L’arrestation de Santrich est une nouvelle gifle à la paix, affirme l’ELN

Bogotá, 11 Avril (Prensa Latina) L’arrestation de Jesus Santrich, l’un des dirigeants historiques de l’ex-guérilla de la FARC, et l´un des négociateurs du processus de paix à La Havane, est une nouvelle gifle aux accords de paix, a aujourd’hui déclaré l’Armée de Libération Nationale colombienne (ELN).


L’ELN s’est solidarisée avec les ex-combattants du parti Force Alternative Révolutionnaire du Commun (FARC) « en ce moment difficile pour leur projet de paix ».

La guérilla colombienne, qui est engagée dans des pourparlers avec le gouvernement afin de parvenir à un accord de paix, a jugé très sévèrement l’ingérence des États-Unis dans les affaires intérieures du pays.

« L’arrestation d’hier obéissait à un mandat d’arrêt judiciaire lancé depuis les États-Unis.
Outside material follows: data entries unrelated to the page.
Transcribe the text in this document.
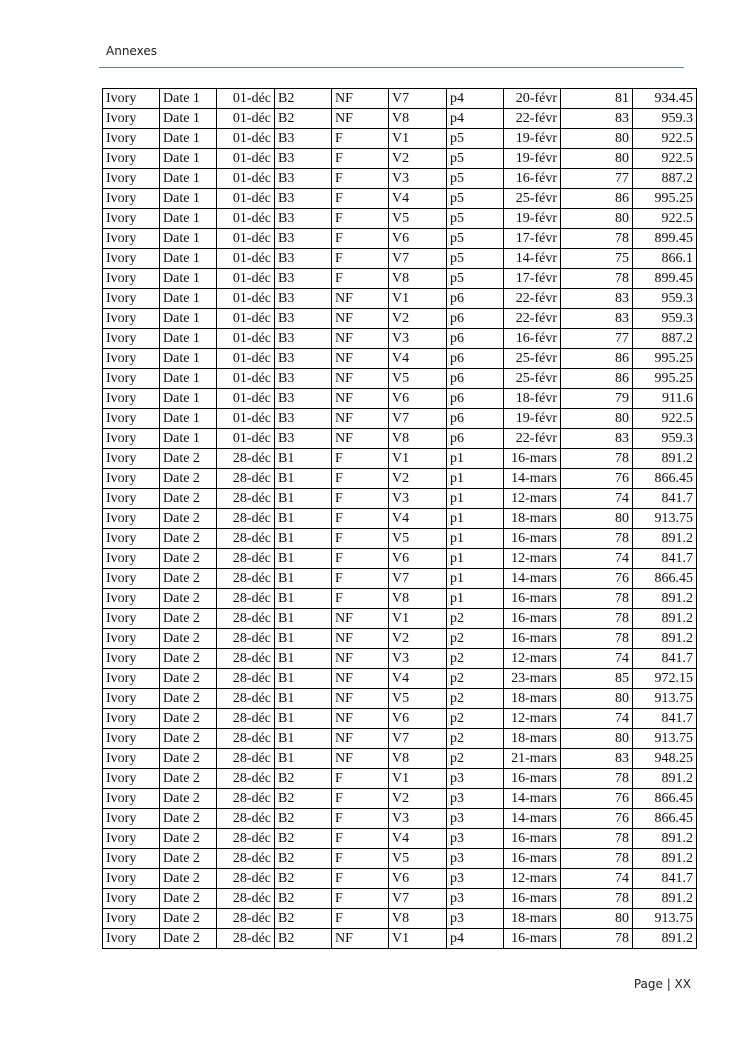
Annexes
Ivory	Date 1	01-déc	B2	NF	V7	p4	20-févr	81	934.45
Ivory	Date 1	01-déc	B2	NF	V8	p4	22-févr	83	959.3
Ivory	Date 1	01-déc	B3	F	V1	p5	19-févr	80	922.5
Ivory	Date 1	01-déc	B3	F	V2	p5	19-févr	80	922.5
Ivory	Date 1	01-déc	B3	F	V3	p5	16-févr	77	887.2
Ivory	Date 1	01-déc	B3	F	V4	p5	25-févr	86	995.25
Ivory	Date 1	01-déc	B3	F	V5	p5	19-févr	80	922.5
Ivory	Date 1	01-déc	B3	F	V6	p5	17-févr	78	899.45
Ivory	Date 1	01-déc	B3	F	V7	p5	14-févr	75	866.1
Ivory	Date 1	01-déc	B3	F	V8	p5	17-févr	78	899.45
Ivory	Date 1	01-déc	B3	NF	V1	p6	22-févr	83	959.3
Ivory	Date 1	01-déc	B3	NF	V2	p6	22-févr	83	959.3
Ivory	Date 1	01-déc	B3	NF	V3	p6	16-févr	77	887.2
Ivory	Date 1	01-déc	B3	NF	V4	p6	25-févr	86	995.25
Ivory	Date 1	01-déc	B3	NF	V5	p6	25-févr	86	995.25
Ivory	Date 1	01-déc	B3	NF	V6	p6	18-févr	79	911.6
Ivory	Date 1	01-déc	B3	NF	V7	p6	19-févr	80	922.5
Ivory	Date 1	01-déc	B3	NF	V8	p6	22-févr	83	959.3
Ivory	Date 2	28-déc	B1	F	V1	p1	16-mars	78	891.2
Ivory	Date 2	28-déc	B1	F	V2	p1	14-mars	76	866.45
Ivory	Date 2	28-déc	B1	F	V3	p1	12-mars	74	841.7
Ivory	Date 2	28-déc	B1	F	V4	p1	18-mars	80	913.75
Ivory	Date 2	28-déc	B1	F	V5	p1	16-mars	78	891.2
Ivory	Date 2	28-déc	B1	F	V6	p1	12-mars	74	841.7
Ivory	Date 2	28-déc	B1	F	V7	p1	14-mars	76	866.45
Ivory	Date 2	28-déc	B1	F	V8	p1	16-mars	78	891.2
Ivory	Date 2	28-déc	B1	NF	V1	p2	16-mars	78	891.2
Ivory	Date 2	28-déc	B1	NF	V2	p2	16-mars	78	891.2
Ivory	Date 2	28-déc	B1	NF	V3	p2	12-mars	74	841.7
Ivory	Date 2	28-déc	B1	NF	V4	p2	23-mars	85	972.15
Ivory	Date 2	28-déc	B1	NF	V5	p2	18-mars	80	913.75
Ivory	Date 2	28-déc	B1	NF	V6	p2	12-mars	74	841.7
Ivory	Date 2	28-déc	B1	NF	V7	p2	18-mars	80	913.75
Ivory	Date 2	28-déc	B1	NF	V8	p2	21-mars	83	948.25
Ivory	Date 2	28-déc	B2	F	V1	p3	16-mars	78	891.2
Ivory	Date 2	28-déc	B2	F	V2	p3	14-mars	76	866.45
Ivory	Date 2	28-déc	B2	F	V3	p3	14-mars	76	866.45
Ivory	Date 2	28-déc	B2	F	V4	p3	16-mars	78	891.2
Ivory	Date 2	28-déc	B2	F	V5	p3	16-mars	78	891.2
Ivory	Date 2	28-déc	B2	F	V6	p3	12-mars	74	841.7
Ivory	Date 2	28-déc	B2	F	V7	p3	16-mars	78	891.2
Ivory	Date 2	28-déc	B2	F	V8	p3	18-mars	80	913.75
Ivory	Date 2	28-déc	B2	NF	V1	p4	16-mars	78	891.2
Page | XX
Cette mesure est un affront à notre souveraineté nationale », a indiqué l’ELN dans une déclaration publiée sur son site web.

L’extradition éventuelle de ce dirigeant de la FARC à laquelle a fait allusion le président du pays, Juan Manuel Santos, équivaut, selon l’ELN, à une condamnation anticipée.

Ce montage a été ourdi depuis les États-Unis pour écarter l’un des dirigeants de la FARC les plus sévères envers les manquements aux accords de paix, a fait remarquer un porte-parole  de l’ELN, avant d’ajouter que Santrich leur demandait d’exercer une vigilance constante sur le processus en cours… afin de ne pas commenter, une nouvelle fois, les mêmes erreurs.